Aunque solo puntualmente ocupe los titulares de prensa, la violencia diaria es un rasgo estructural que viene acompañando a Irak desde hace años. Y nada apunta a que vaya a desaparecer a corto plazo. Por el contrario, las cifras de incidentes violentos que aporta el Washington Institut for Near East Policy muestran un imparable crecimiento. Así, si en el primer trimestre de 2011 el promedio mensual era de 358 incidentes, en el mismo periodo de 2012 ya eran 539, para pasar a 804 en los tres primeros meses de este año. Según la ONU, tan solo en el pasado mes de abril han muerto
violentamente 712 personas, el nivel más alto de los últimos cinco años, y mayo parece confirmar la tendencia (con no menos de 200 muertes violentas en la última semana). La sombra de una nueva guerra civil se va haciendo cada vez más alargada, hasta situarnos en un escenario que recuerda al trágico periodo 2006-07, cuando el país estalló brutalmente sin que las fuerzas internacionales
parecieran en condiciones de evitarlo.
A pesar del tiempo transcurrido desde la invasión estadounidense de marzo de 2003, en un contexto como el iraquí siguen estando muy activos los agravios, la codicia y los asuntos pendientes entre actores muy diversos, lo que facilita su instrumentalización cuando se pretende justificar la apuesta por la fuerza armada. Hoy no hay ya tropas internacionales sobre el terreno- tras la retirada estadounidense de diciembre de 2011-, por lo que no cabe argumentar que se trata de una lucha en clave nacionalista contra el invasor. Tampoco puede decirse que sean los chiíes los objetivos prioritarios a batir, en la medida en que también se busca la eliminación de suníes- como puso
de manifiesto el doble ataque contra la mezquita Saraya (en Baquba, capital de Diyala)- y de kurdos (intentando cercenar sus ansias independentistas). Incluso los agentes de policía y de fuerzas de seguridad son objetivo explícito de los violentos, en actos que se producen prácticamente en todos los rincones del país, sin que nadie los reivindique abiertamente.

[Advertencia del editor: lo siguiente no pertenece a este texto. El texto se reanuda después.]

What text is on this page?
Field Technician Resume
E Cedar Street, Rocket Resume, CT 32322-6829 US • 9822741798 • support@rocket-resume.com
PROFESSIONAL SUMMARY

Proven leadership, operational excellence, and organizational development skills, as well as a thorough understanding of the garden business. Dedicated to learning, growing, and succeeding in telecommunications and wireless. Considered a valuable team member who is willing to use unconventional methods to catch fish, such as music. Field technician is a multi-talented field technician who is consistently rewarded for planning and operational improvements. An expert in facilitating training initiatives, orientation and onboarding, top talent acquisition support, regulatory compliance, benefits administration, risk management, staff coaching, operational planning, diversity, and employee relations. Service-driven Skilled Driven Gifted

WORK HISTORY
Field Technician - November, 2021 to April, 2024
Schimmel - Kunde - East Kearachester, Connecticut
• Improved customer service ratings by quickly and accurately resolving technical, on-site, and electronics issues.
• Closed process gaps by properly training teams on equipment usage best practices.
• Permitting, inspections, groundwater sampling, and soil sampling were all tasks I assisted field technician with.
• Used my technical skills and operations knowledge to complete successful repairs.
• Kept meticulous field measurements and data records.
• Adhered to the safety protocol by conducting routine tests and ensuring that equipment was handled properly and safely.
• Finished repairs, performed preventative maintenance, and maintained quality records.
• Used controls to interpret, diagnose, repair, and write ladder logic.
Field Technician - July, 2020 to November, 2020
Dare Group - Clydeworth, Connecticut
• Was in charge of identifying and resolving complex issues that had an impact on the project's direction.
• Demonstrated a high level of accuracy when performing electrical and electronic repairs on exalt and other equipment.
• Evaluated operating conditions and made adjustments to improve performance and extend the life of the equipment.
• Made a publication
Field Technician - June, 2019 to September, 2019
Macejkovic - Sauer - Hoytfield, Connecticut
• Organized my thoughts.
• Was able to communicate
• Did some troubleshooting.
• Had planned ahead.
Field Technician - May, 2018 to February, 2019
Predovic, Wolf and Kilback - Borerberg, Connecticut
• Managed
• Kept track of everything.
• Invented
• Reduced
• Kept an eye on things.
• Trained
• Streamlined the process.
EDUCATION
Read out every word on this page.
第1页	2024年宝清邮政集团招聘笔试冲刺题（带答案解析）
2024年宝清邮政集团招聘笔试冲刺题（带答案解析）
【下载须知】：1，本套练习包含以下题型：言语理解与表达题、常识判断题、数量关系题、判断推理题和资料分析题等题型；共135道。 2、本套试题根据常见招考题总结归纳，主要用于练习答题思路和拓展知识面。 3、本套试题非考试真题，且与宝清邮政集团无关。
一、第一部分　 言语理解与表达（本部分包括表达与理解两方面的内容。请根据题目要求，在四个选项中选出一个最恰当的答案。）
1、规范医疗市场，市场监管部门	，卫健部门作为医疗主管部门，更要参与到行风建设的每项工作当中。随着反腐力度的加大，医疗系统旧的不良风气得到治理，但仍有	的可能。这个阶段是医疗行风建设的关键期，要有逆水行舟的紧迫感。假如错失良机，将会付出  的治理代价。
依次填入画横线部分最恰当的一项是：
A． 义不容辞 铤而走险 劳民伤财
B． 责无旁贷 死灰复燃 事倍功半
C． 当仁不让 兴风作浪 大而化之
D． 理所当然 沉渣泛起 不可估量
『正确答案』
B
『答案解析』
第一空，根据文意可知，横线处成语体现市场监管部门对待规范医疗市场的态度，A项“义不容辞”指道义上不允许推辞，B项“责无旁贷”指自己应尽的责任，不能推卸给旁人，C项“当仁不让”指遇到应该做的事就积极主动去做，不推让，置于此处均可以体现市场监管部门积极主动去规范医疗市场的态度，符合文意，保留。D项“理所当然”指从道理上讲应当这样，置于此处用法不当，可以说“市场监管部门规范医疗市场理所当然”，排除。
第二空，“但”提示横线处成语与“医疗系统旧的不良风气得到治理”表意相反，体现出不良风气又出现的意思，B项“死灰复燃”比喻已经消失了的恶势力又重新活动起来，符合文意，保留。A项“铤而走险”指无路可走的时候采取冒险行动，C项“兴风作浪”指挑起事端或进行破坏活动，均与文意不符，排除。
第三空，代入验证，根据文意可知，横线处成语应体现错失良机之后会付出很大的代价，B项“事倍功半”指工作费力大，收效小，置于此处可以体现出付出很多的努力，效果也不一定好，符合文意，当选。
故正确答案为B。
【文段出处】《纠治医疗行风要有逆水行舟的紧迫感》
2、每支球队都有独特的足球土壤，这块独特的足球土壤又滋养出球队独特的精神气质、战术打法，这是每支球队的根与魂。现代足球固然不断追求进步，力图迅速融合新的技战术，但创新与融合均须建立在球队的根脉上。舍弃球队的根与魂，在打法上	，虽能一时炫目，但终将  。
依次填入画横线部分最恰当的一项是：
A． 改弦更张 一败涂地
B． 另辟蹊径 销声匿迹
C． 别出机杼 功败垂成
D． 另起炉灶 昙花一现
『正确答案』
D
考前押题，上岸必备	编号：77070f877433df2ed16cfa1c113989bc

La búsqueda de responsables de esta creciente oleada de violencia nos lleva, en clave externa, a Siria y a Irán. En el primer caso, la minoría suní de Irak tiende a alinearse con la mayoría suní de Siria que pugna por derribar al régimen alauí (chií) de Bachar el Asad y, por tanto, no es de extrañar que se implique en el esfuerzo bélico que allí se está desarrollando y, en consecuencia, que Irak se vea también convertido en campo de batalla. Irán, por su parte, no ceja en su intento por verse reconocido como el líder regional de Oriente Medio y, desde esa perspectiva, procura asegurar las opciones chiíes en Bagdad, al tiempo que juega a un delicado equilibrio repartiendo sus apoyos entre los diferentes grupos chiíes para no quedarse en desventaja si finalmente Nuri al Maliki desapareciera de la escena política. Una señal de la pérdida de peso de Washington en Irak es el hecho de que John Kerry no haya conseguido que al Maliki niegue el espacio aéreo a Irán en su esfuerzo por apoyar al régimen sirio.
En todo caso, los principales factores determinantes de este alto nivel de violencia son de carácter interno. Y entre ellos el que más destaca es, precisamente, la rebelión cada vez más abierta contra los dictados de un primer ministro, Al Maliki, irrefrenablemente autoritario, hasta el punto de haber activado simultáneamente a suníes y a kurdos en su contra. Lo que en principio (diciembre de 2012) fueron manifestaciones pacíficas contra sus decretos y medidas discriminatorias, combinadas con la aplicación del eternamente válido principio de “divide y vencerás”, aprovechando las fisuras entre kurdos y suníes, ha pasado a ser ya una opción violenta para frenar sus derivas dominantes.
No solamente grupos como El Estado Islámico de Mesopotamia (franquicia local de Al Qaeda, que parece decidida a sumar fuerzas con el sirio Frente Al Nusra), sino también otros como el Movimiento Naqshbandi (suní, neobaazista) y un naciente Ejército Libre de Irak (en la provincia de Anbar) han entendido que la fuerza es el único medio para evitar la irrelevancia a la que Al Maliki quiere condenar a quienes no pertenezcan a su bando. Mirando ya a las elecciones de 2014, el actual primer ministro trata de ese modo de despejar el camino para eternizarse en el poder, evitando que la
mayoría suní pueda recuperar el poder del que ha disfrutado desde la creación del Estado y que los kurdos puedan gestionar directamente las riquezas en hidrocarburos fósiles que atesora la región norte del país.